Judge President of the Cape Provincial Division
- In office 1935–1946
- Preceded by: Fritz Gardiner
- Succeeded by: Percy Twentyman-Jones

Judge of the Cape Provincial Division of the Supreme Court
- In office 1920–1935

Personal details
- Born: Hendrik Stephanus van Zyl 27 January 1876 Clanwilliam, Cape Colony
- Died: 26 October 1955 (aged 79) Cape Town, Union of South Africa
- Alma mater: St John's College, Cambridge

= Hendrik Stephanus van Zyl =

South African judge

 Hendrik Stephanus van Zyl KC (27 January 1876 – 26 October 1955) was a South African judge and politician.

== Early life ==
Van Zyl was born on the farm Hexrivier in the Clanwilliam district, the son and youngest child of Paulus Hendrik Stephanus van Zyl and his second wife Maria Christina Visser, for whom it was also a second marriage. He first started school at the age of nine and made rapid progress. In June 1892 he enrolled at Victoria College, Stellenbosch and two years later he obtained seventh place in the first class in the Matriculation examination. He then earned a B.A. degree from the University of the Cape of Good Hope. To further his studies, he went to England in 1898 and entered St John's College, Cambridge, where he became involved in political debate and in 1901 was elected the president of the Cambridge Union.

==Career==
Van Zyl obtained his LLB degree 1902, after which he returned to South Africa where he passed the final law examination at the University of the Cape of Good Hope. He was admitted to the Cape Bar in February 1903. He then went into politics and in 1905 was elected as a member of the House of Assembly for Paarl; in 1908 he became the member for Namaqualand.

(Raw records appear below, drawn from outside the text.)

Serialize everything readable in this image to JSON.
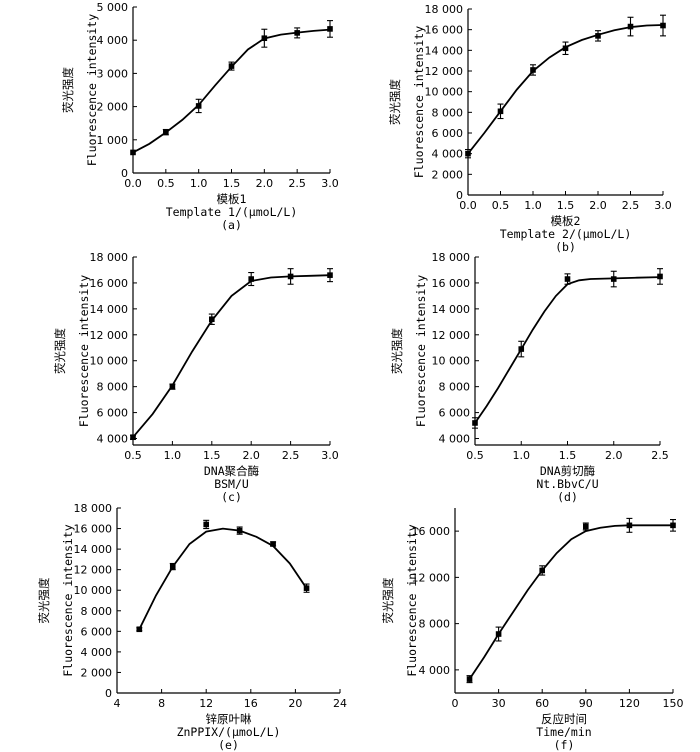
{
  "chart_data": [
    {
      "id": "a",
      "type": "scatter",
      "panel_tag": "(a)",
      "xlabel_zh": "模板1",
      "xlabel_en": "Template 1/(μmoL/L)",
      "ylabel_zh": "荧光强度",
      "ylabel_en": "Fluorescence intensity",
      "xlim": [
        0,
        3.0
      ],
      "ylim": [
        0,
        5000
      ],
      "xticks": [
        0,
        0.5,
        1.0,
        1.5,
        2.0,
        2.5,
        3.0
      ],
      "xtick_labels": [
        "0.0",
        "0.5",
        "1.0",
        "1.5",
        "2.0",
        "2.5",
        "3.0"
      ],
      "yticks": [
        0,
        1000,
        2000,
        3000,
        4000,
        5000
      ],
      "ytick_labels": [
        "0",
        "1 000",
        "2 000",
        "3 000",
        "4 000",
        "5 000"
      ],
      "x": [
        0,
        0.5,
        1.0,
        1.5,
        2.0,
        2.5,
        3.0
      ],
      "y": [
        620,
        1230,
        2020,
        3220,
        4060,
        4220,
        4340
      ],
      "err": [
        0,
        80,
        200,
        120,
        270,
        150,
        250
      ],
      "curve": [
        [
          0,
          620
        ],
        [
          0.25,
          880
        ],
        [
          0.5,
          1220
        ],
        [
          0.75,
          1600
        ],
        [
          1.0,
          2050
        ],
        [
          1.25,
          2640
        ],
        [
          1.5,
          3200
        ],
        [
          1.75,
          3720
        ],
        [
          2.0,
          4050
        ],
        [
          2.25,
          4170
        ],
        [
          2.5,
          4230
        ],
        [
          2.75,
          4280
        ],
        [
          3.0,
          4320
        ]
      ]
    },
    {
      "id": "b",
      "type": "scatter",
      "panel_tag": "(b)",
      "xlabel_zh": "模板2",
      "xlabel_en": "Template 2/(μmoL/L)",
      "ylabel_zh": "荧光强度",
      "ylabel_en": "Fluorescence intensity",
      "xlim": [
        0,
        3.0
      ],
      "ylim": [
        0,
        18000
      ],
      "xticks": [
        0,
        0.5,
        1.0,
        1.5,
        2.0,
        2.5,
        3.0
      ],
      "xtick_labels": [
        "0.0",
        "0.5",
        "1.0",
        "1.5",
        "2.0",
        "2.5",
        "3.0"
      ],
      "yticks": [
        0,
        2000,
        4000,
        6000,
        8000,
        10000,
        12000,
        14000,
        16000,
        18000
      ],
      "ytick_labels": [
        "0",
        "2 000",
        "4 000",
        "6 000",
        "8 000",
        "10 000",
        "12 000",
        "14 000",
        "16 000",
        "18 000"
      ],
      "x": [
        0,
        0.5,
        1.0,
        1.5,
        2.0,
        2.5,
        3.0
      ],
      "y": [
        4000,
        8100,
        12100,
        14200,
        15400,
        16300,
        16400
      ],
      "err": [
        400,
        700,
        500,
        600,
        500,
        900,
        1000
      ],
      "curve": [
        [
          0,
          4000
        ],
        [
          0.25,
          6000
        ],
        [
          0.5,
          8100
        ],
        [
          0.75,
          10200
        ],
        [
          1.0,
          12000
        ],
        [
          1.25,
          13300
        ],
        [
          1.5,
          14300
        ],
        [
          1.75,
          15000
        ],
        [
          2.0,
          15500
        ],
        [
          2.25,
          15950
        ],
        [
          2.5,
          16250
        ],
        [
          2.75,
          16400
        ],
        [
          3.0,
          16450
        ]
      ]
    },
    {
      "id": "c",
      "type": "scatter",
      "panel_tag": "(c)",
      "xlabel_zh": "DNA聚合酶",
      "xlabel_en": "BSM/U",
      "ylabel_zh": "荧光强度",
      "ylabel_en": "Fluorescence intensity",
      "xlim": [
        0.5,
        3.0
      ],
      "ylim": [
        3500,
        18000
      ],
      "xticks": [
        0.5,
        1.0,
        1.5,
        2.0,
        2.5,
        3.0
      ],
      "xtick_labels": [
        "0.5",
        "1.0",
        "1.5",
        "2.0",
        "2.5",
        "3.0"
      ],
      "yticks": [
        4000,
        6000,
        8000,
        10000,
        12000,
        14000,
        16000,
        18000
      ],
      "ytick_labels": [
        "4 000",
        "6 000",
        "8 000",
        "10 000",
        "12 000",
        "14 000",
        "16 000",
        "18 000"
      ],
      "x": [
        0.5,
        1.0,
        1.5,
        2.0,
        2.5,
        3.0
      ],
      "y": [
        4100,
        8000,
        13200,
        16300,
        16500,
        16600
      ],
      "err": [
        150,
        200,
        400,
        500,
        600,
        500
      ],
      "curve": [
        [
          0.5,
          4100
        ],
        [
          0.75,
          5900
        ],
        [
          1.0,
          8100
        ],
        [
          1.25,
          10700
        ],
        [
          1.5,
          13100
        ],
        [
          1.75,
          15000
        ],
        [
          2.0,
          16150
        ],
        [
          2.25,
          16420
        ],
        [
          2.5,
          16500
        ],
        [
          2.75,
          16550
        ],
        [
          3.0,
          16600
        ]
      ]
    },
    {
      "id": "d",
      "type": "scatter",
      "panel_tag": "(d)",
      "xlabel_zh": "DNA剪切酶",
      "xlabel_en": "Nt.BbvC/U",
      "ylabel_zh": "荧光强度",
      "ylabel_en": "Fluorescence intensity",
      "xlim": [
        0.5,
        2.5
      ],
      "ylim": [
        3500,
        18000
      ],
      "xticks": [
        0.5,
        1.0,
        1.5,
        2.0,
        2.5
      ],
      "xtick_labels": [
        "0.5",
        "1.0",
        "1.5",
        "2.0",
        "2.5"
      ],
      "yticks": [
        4000,
        6000,
        8000,
        10000,
        12000,
        14000,
        16000,
        18000
      ],
      "ytick_labels": [
        "4 000",
        "6 000",
        "8 000",
        "10 000",
        "12 000",
        "14 000",
        "16 000",
        "18 000"
      ],
      "x": [
        0.5,
        1.0,
        1.5,
        2.0,
        2.5
      ],
      "y": [
        5200,
        10900,
        16300,
        16300,
        16500
      ],
      "err": [
        400,
        600,
        400,
        600,
        600
      ],
      "curve": [
        [
          0.5,
          5200
        ],
        [
          0.625,
          6500
        ],
        [
          0.75,
          7900
        ],
        [
          0.875,
          9400
        ],
        [
          1.0,
          10900
        ],
        [
          1.125,
          12400
        ],
        [
          1.25,
          13800
        ],
        [
          1.375,
          15000
        ],
        [
          1.5,
          15900
        ],
        [
          1.625,
          16200
        ],
        [
          1.75,
          16300
        ],
        [
          2.0,
          16350
        ],
        [
          2.25,
          16400
        ],
        [
          2.5,
          16450
        ]
      ]
    },
    {
      "id": "e",
      "type": "scatter",
      "panel_tag": "(e)",
      "xlabel_zh": "锌原叶啉",
      "xlabel_en": "ZnPPIX/(μmoL/L)",
      "ylabel_zh": "荧光强度",
      "ylabel_en": "Fluorescence intensity",
      "xlim": [
        4,
        24
      ],
      "ylim": [
        0,
        18000
      ],
      "xticks": [
        4,
        8,
        12,
        16,
        20,
        24
      ],
      "xtick_labels": [
        "4",
        "8",
        "12",
        "16",
        "20",
        "24"
      ],
      "yticks": [
        0,
        2000,
        4000,
        6000,
        8000,
        10000,
        12000,
        14000,
        16000,
        18000
      ],
      "ytick_labels": [
        "0",
        "2 000",
        "4 000",
        "6 000",
        "8 000",
        "10 000",
        "12 000",
        "14 000",
        "16 000",
        "18 000"
      ],
      "x": [
        6,
        9,
        12,
        15,
        18,
        21
      ],
      "y": [
        6200,
        12300,
        16400,
        15800,
        14500,
        10200
      ],
      "err": [
        150,
        300,
        400,
        350,
        200,
        400
      ],
      "curve": [
        [
          6,
          6200
        ],
        [
          7.5,
          9500
        ],
        [
          9,
          12300
        ],
        [
          10.5,
          14500
        ],
        [
          12,
          15700
        ],
        [
          13.5,
          16000
        ],
        [
          15,
          15800
        ],
        [
          16.5,
          15200
        ],
        [
          18,
          14300
        ],
        [
          19.5,
          12600
        ],
        [
          21,
          10200
        ]
      ]
    },
    {
      "id": "f",
      "type": "scatter",
      "panel_tag": "(f)",
      "xlabel_zh": "反应时间",
      "xlabel_en": "Time/min",
      "ylabel_zh": "荧光强度",
      "ylabel_en": "Fluorescence intensity",
      "xlim": [
        0,
        150
      ],
      "ylim": [
        2000,
        18000
      ],
      "xticks": [
        0,
        30,
        60,
        90,
        120,
        150
      ],
      "xtick_labels": [
        "0",
        "30",
        "60",
        "90",
        "120",
        "150"
      ],
      "yticks": [
        4000,
        8000,
        12000,
        16000
      ],
      "ytick_labels": [
        "4 000",
        "8 000",
        "12 000",
        "16 000"
      ],
      "x": [
        10,
        30,
        60,
        90,
        120,
        150
      ],
      "y": [
        3200,
        7100,
        12600,
        16400,
        16500,
        16500
      ],
      "err": [
        300,
        600,
        400,
        300,
        600,
        500
      ],
      "curve": [
        [
          10,
          3200
        ],
        [
          20,
          5100
        ],
        [
          30,
          7100
        ],
        [
          40,
          9000
        ],
        [
          50,
          10900
        ],
        [
          60,
          12600
        ],
        [
          70,
          14100
        ],
        [
          80,
          15300
        ],
        [
          90,
          16000
        ],
        [
          100,
          16300
        ],
        [
          110,
          16450
        ],
        [
          120,
          16500
        ],
        [
          135,
          16500
        ],
        [
          150,
          16500
        ]
      ]
    }
  ]
}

After South Africa became a Union in 1910, Van Zyl began spending more time on his advocacy practice and in 1919 he took silk. The following year he was appointed a puisne judge at the Cape Provincial Division. After fifteen years on the Cape Bench, he was appointed the Judge President in 1935 and held the post for eleven years until he reached the compulsory retirement age of seventy in 1946.

==Personal life==
Van Zyl was involved in various other cultural and community organisations and was the chairman of the Historical Monuments Commission from 1942 to 1954, the South African Public Library and from 1933 to 1950 he served as vice-chancellor of the University of Stellenbosch.

Van Zyl married Dorothy Constantia Sauer on 7 September 1907 and four children were born of the marriage. Their eldest son, Jacobus Wilhelmus (Helm) van Zyl, also became a judge of the Cape Provincial Division and later the Judge President.